Elles doivent également préciser :
- Les règles de validation, de contrôle de fiabilité, de détection et de gestion des doublons ;
- Les procédures de correction, de mise à jour, de modification, de traçabilité et d’audit des consultations et modifications ;
- Les sanctions administratives, civiles et pénales applicables en cas de non-conformité ;
- Les fréquences de déclaration envisagées — quotidienne, hebdomadaire ou mensuelle — et les modes de transmission possibles : API sécurisée, flux SFTP ou portail web ;
- Les accusés de réception, le traitement des anomalies et l’interopérabilité avec les systèmes existants de la DGI ;
- Les profils utilisateurs, niveaux d’autorisation, restrictions d’accès et journalisation des consultations.
Les spécifications techniques doivent décrire l’architecture matérielle et logicielle, les serveurs, la base de données, le réseau, la sécurité, le dimensionnement, les performances attendues et l’intégration dans l’environnement informatique de la DGI. Elles doivent aussi définir le modèle relationnel de données, les clés d’identification et les relations entre comptes, titulaires, institutions et mises à jour.
Elles comprennent en outre un plan de sécurité et de protection des données couvrant le chiffrement, l’anonymisation, l’authentification, la gestion des habilitations, la conservation, l’archivage et la suppression des données, ainsi que les mécanismes de sauvegarde, de continuité et de reprise d’activité. Les modalités d’exploitation et de maintenance doivent traiter la supervision technique, la gestion des incidents, les mises à jour, les évolutions, le support, la formation des utilisateurs et l’assistance opérationnelle.

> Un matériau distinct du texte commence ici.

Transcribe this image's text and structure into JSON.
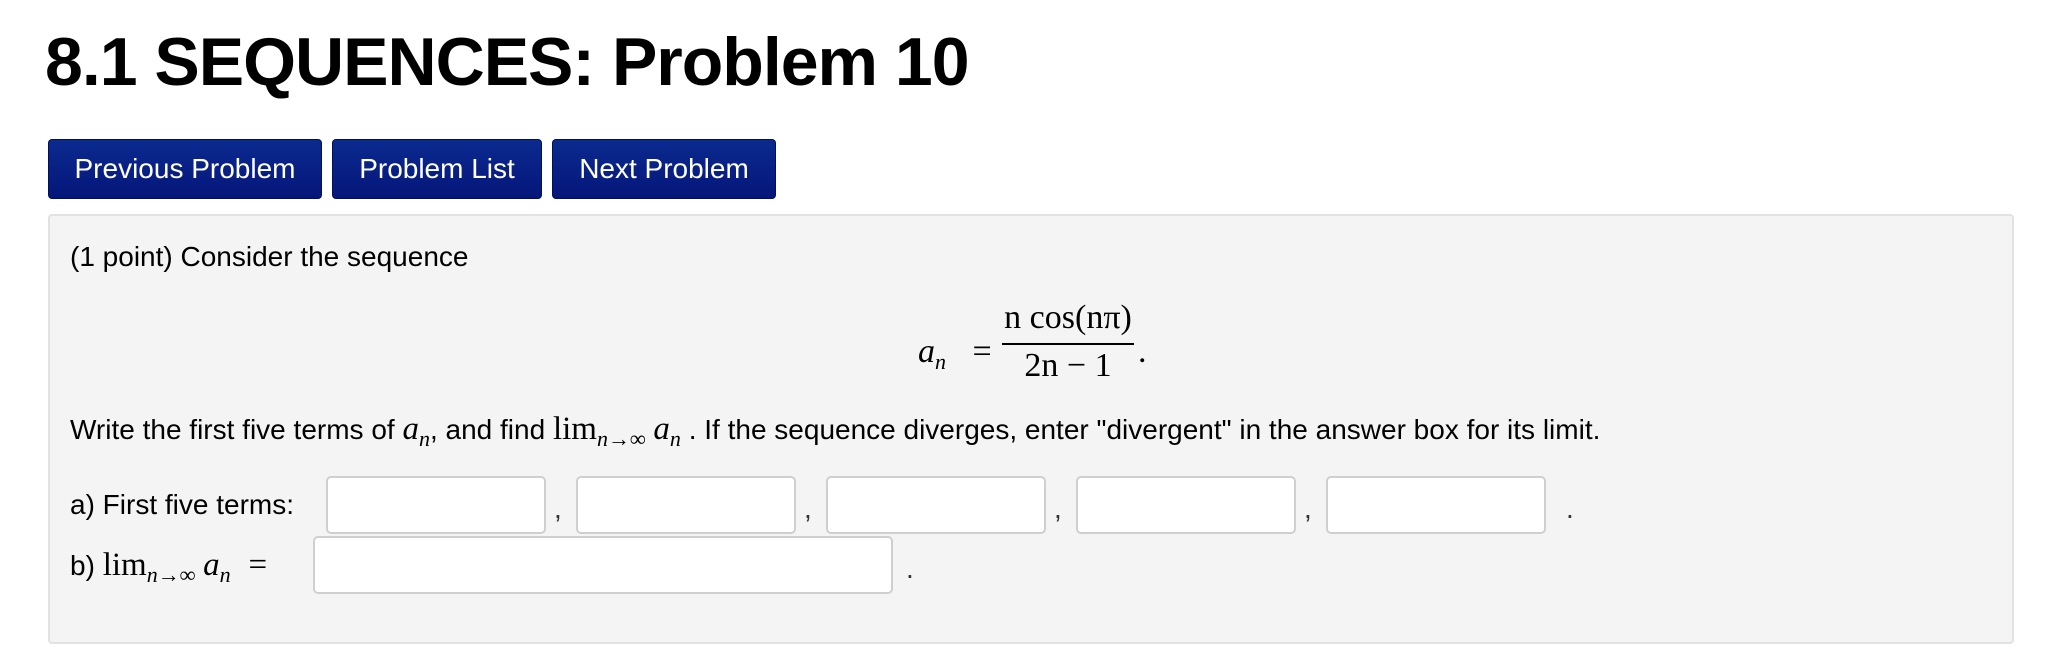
{
  "page": {
    "title": "8.1 SEQUENCES: Problem 10"
  },
  "nav": {
    "previous": "Previous Problem",
    "list": "Problem List",
    "next": "Next Problem"
  },
  "problem": {
    "intro": "(1 point) Consider the sequence",
    "equation": {
      "lhs": "a",
      "lhs_sub": "n",
      "equals": "=",
      "numerator": "n cos(nπ)",
      "denominator": "2n − 1",
      "trailing": "."
    },
    "instruction": {
      "part1": "Write the first five terms of",
      "var": "a",
      "var_sub": "n",
      "part2": ", and find",
      "lim": "lim",
      "lim_sub": "n→∞",
      "lim_var": "a",
      "lim_var_sub": "n",
      "part3": ". If the sequence diverges, enter \"divergent\" in the answer box for its limit."
    },
    "part_a": {
      "label": "a) First five terms:",
      "separator": ",",
      "end": ".",
      "values": [
        "",
        "",
        "",
        "",
        ""
      ]
    },
    "part_b": {
      "prefix": "b)",
      "lim": "lim",
      "lim_sub": "n→∞",
      "var": "a",
      "var_sub": "n",
      "equals": "=",
      "value": "",
      "end": "."
    }
  }
}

Le titulaire doit rédiger le cahier des charges de réalisation du projet, comprenant les spécifications fonctionnelles et techniques, l’estimation budgétaire ou prévisionnelle, le calendrier de réalisation et les critères de sélection des futurs candidats.

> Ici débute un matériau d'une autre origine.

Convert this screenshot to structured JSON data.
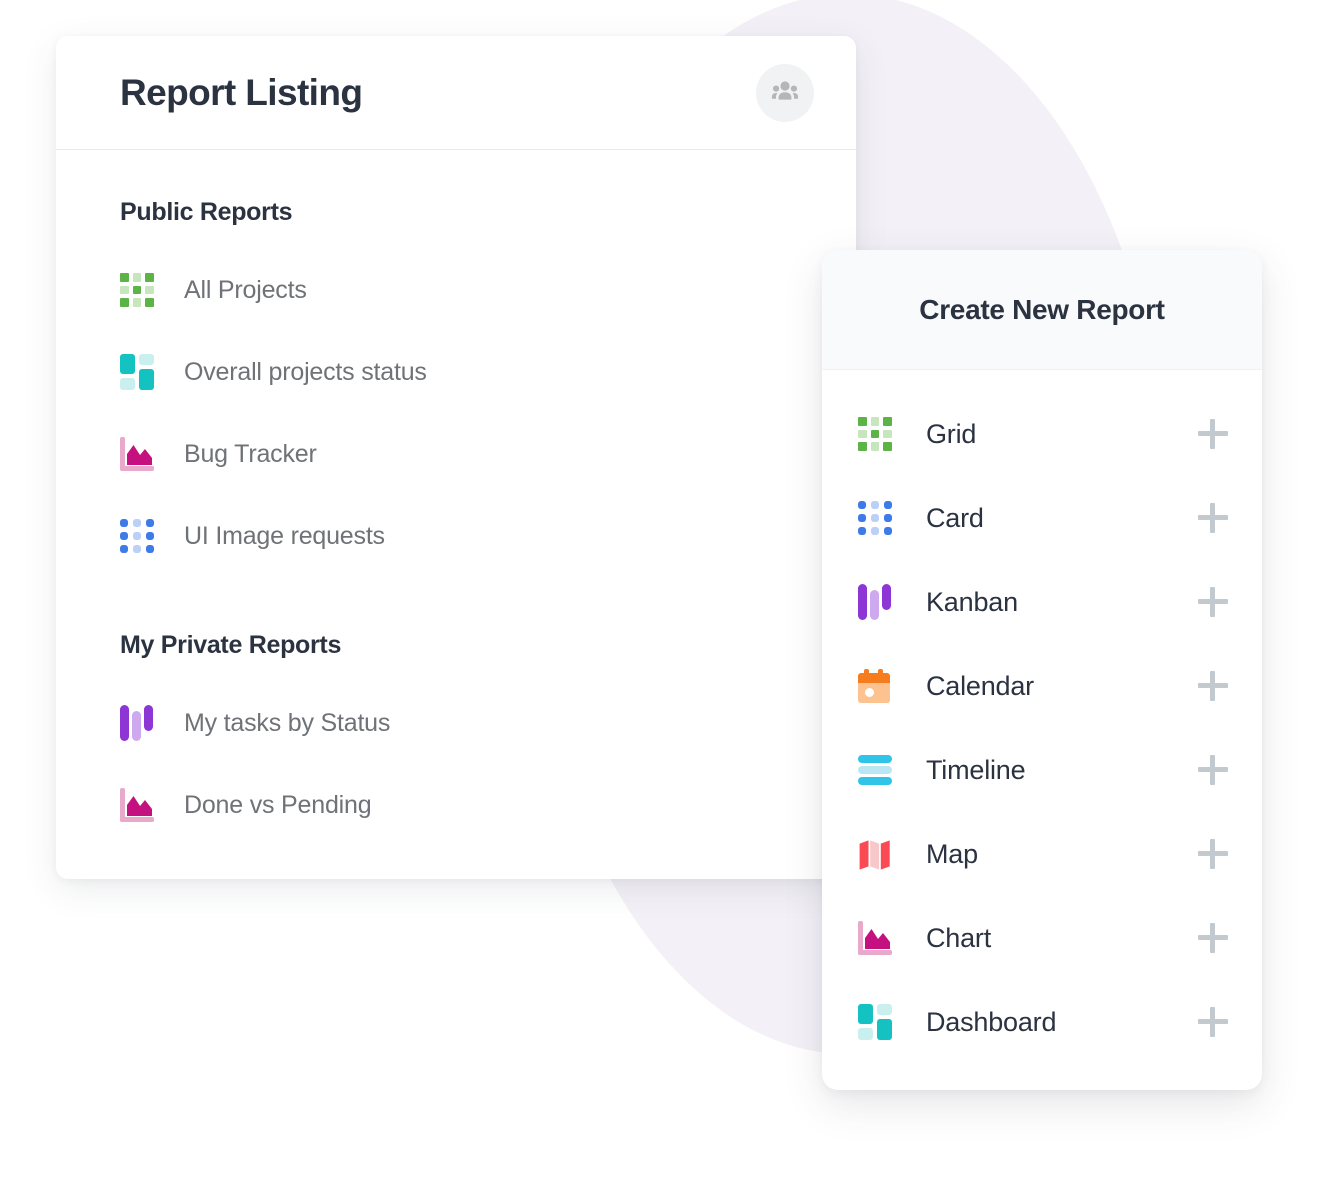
{
  "colors": {
    "page_background": "#ffffff",
    "decorative_blob": "#f3f1f7",
    "card_background": "#ffffff",
    "panel_header_background": "#f9fafb",
    "heading_text": "#2b3240",
    "item_text": "#6f7276",
    "menu_item_text": "#2b3240",
    "plus_icon": "#c2c9cf",
    "people_icon": "#b4b6b9",
    "people_icon_background": "#f1f2f4",
    "divider": "#e8eaed",
    "green_dark": "#5cb447",
    "green_light": "#c8e6bd",
    "blue_dark": "#3d7ce8",
    "blue_light": "#bad0f7",
    "teal_dark": "#15c2c2",
    "teal_light": "#c9f0ee",
    "purple_dark": "#8e35d6",
    "purple_light": "#cfa9ef",
    "magenta_dark": "#c5117f",
    "magenta_light": "#e9a9ca",
    "orange_dark": "#f57d20",
    "orange_light": "#fcc390",
    "cyan_dark": "#2fc4e8",
    "cyan_light": "#bbe7f5",
    "red_dark": "#fb4a53",
    "red_light": "#f7c8ca"
  },
  "report_card": {
    "header": {
      "title": "Report Listing",
      "people_button_label": "people-icon"
    },
    "sections": [
      {
        "heading": "Public Reports",
        "items": [
          {
            "label": "All Projects",
            "icon": "grid-icon"
          },
          {
            "label": "Overall projects status",
            "icon": "dashboard-icon"
          },
          {
            "label": "Bug Tracker",
            "icon": "chart-icon"
          },
          {
            "label": "UI Image requests",
            "icon": "card-icon"
          }
        ]
      },
      {
        "heading": "My Private Reports",
        "items": [
          {
            "label": "My tasks by Status",
            "icon": "kanban-icon"
          },
          {
            "label": "Done vs Pending",
            "icon": "chart-icon"
          }
        ]
      }
    ]
  },
  "create_panel": {
    "title": "Create New Report",
    "add_icon": "plus-icon",
    "items": [
      {
        "label": "Grid",
        "icon": "grid-icon"
      },
      {
        "label": "Card",
        "icon": "card-icon"
      },
      {
        "label": "Kanban",
        "icon": "kanban-icon"
      },
      {
        "label": "Calendar",
        "icon": "calendar-icon"
      },
      {
        "label": "Timeline",
        "icon": "timeline-icon"
      },
      {
        "label": "Map",
        "icon": "map-icon"
      },
      {
        "label": "Chart",
        "icon": "chart-icon"
      },
      {
        "label": "Dashboard",
        "icon": "dashboard-icon"
      }
    ]
  }
}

Les livrables attendus sont :
- Un rapport de cadrage ;
- Un rapport d’étude de faisabilité ;
- Les spécifications fonctionnelles détaillées ;
- Les spécifications techniques ;
- Le cahier des charges de réalisation, incluant l’estimation budgétaire.

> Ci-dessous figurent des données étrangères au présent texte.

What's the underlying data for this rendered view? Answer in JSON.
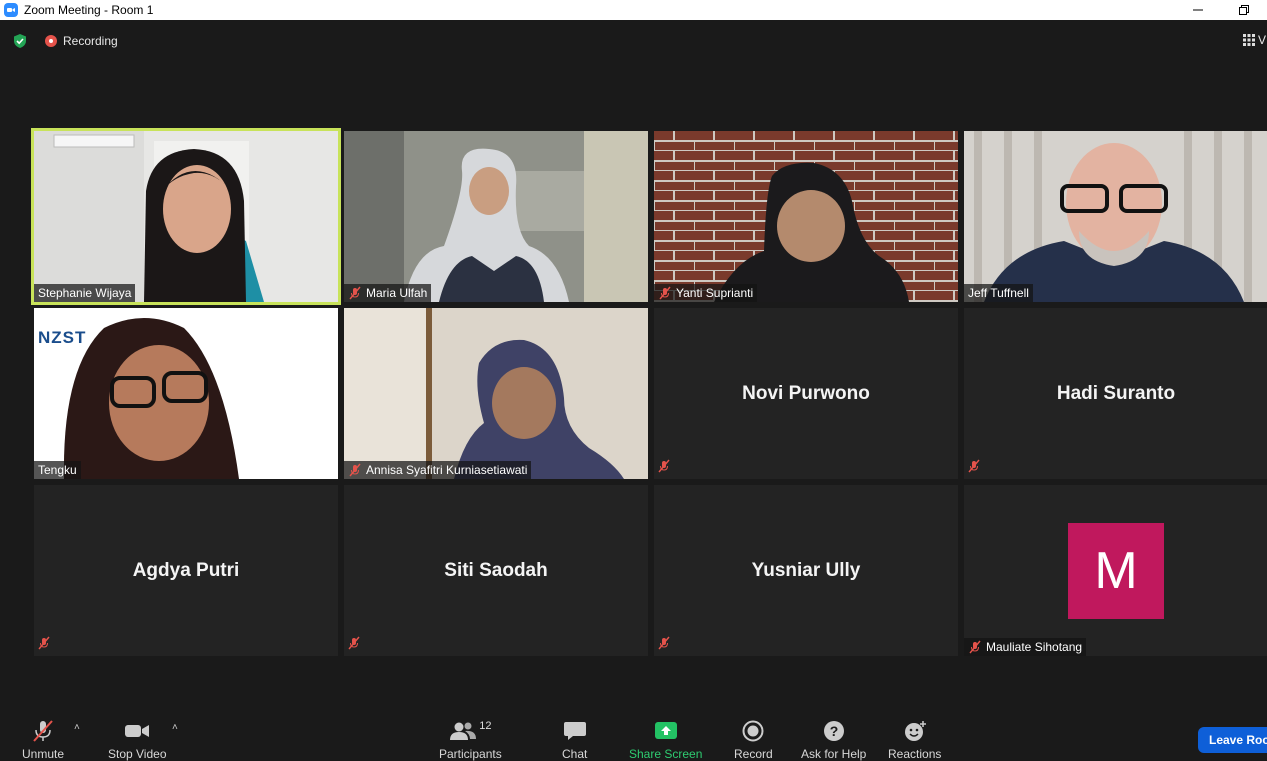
{
  "window": {
    "title": "Zoom Meeting - Room 1"
  },
  "topbar": {
    "recording_label": "Recording",
    "view_label": "V"
  },
  "participants": [
    {
      "name": "Stephanie Wijaya",
      "video": true,
      "muted": false,
      "active": true
    },
    {
      "name": "Maria Ulfah",
      "video": true,
      "muted": true
    },
    {
      "name": "Yanti Suprianti",
      "video": true,
      "muted": true
    },
    {
      "name": "Jeff Tuffnell",
      "video": true,
      "muted": false
    },
    {
      "name": "Tengku",
      "video": true,
      "muted": false,
      "overlay_logo_text": "NZST"
    },
    {
      "name": "Annisa Syafitri Kurniasetiawati",
      "video": true,
      "muted": true
    },
    {
      "name": "Novi Purwono",
      "video": false,
      "muted": true
    },
    {
      "name": "Hadi Suranto",
      "video": false,
      "muted": true
    },
    {
      "name": "Agdya Putri",
      "video": false,
      "muted": true
    },
    {
      "name": "Siti Saodah",
      "video": false,
      "muted": true
    },
    {
      "name": "Yusniar Ully",
      "video": false,
      "muted": true
    },
    {
      "name": "Mauliate Sihotang",
      "video": false,
      "muted": true,
      "avatar_letter": "M",
      "avatar_color": "#c0185d"
    }
  ],
  "toolbar": {
    "unmute": "Unmute",
    "stop_video": "Stop Video",
    "participants": "Participants",
    "participants_count": "12",
    "chat": "Chat",
    "share_screen": "Share Screen",
    "record": "Record",
    "ask_for_help": "Ask for Help",
    "reactions": "Reactions",
    "leave": "Leave Room"
  },
  "colors": {
    "active_speaker_border": "#c8e35a",
    "share_green": "#2ecc71",
    "leave_blue": "#0e5fd8",
    "mute_red": "#e5534b"
  }
}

La mission est suivie par un groupe de travail de la DGI et fait l’objet de sessions de validation des livrables. Le cabinet travaille sous supervision conjointe de la DGI et du projet SAIF-CI. Une équipe d’au moins trois consultants doit être affectée de façon continue, avec au minimum un chef de mission senior, un expert fiscalité et un expert juriste spécialisé en finances ; le cahier des charges prévoit également un expert en système d’information automatisé. Le chef de mission assure la coordination technique, la méthodologie, le calendrier, la collecte et l’analyse des données, la revue documentaire, les entretiens, les recommandations et la présentation des rapports.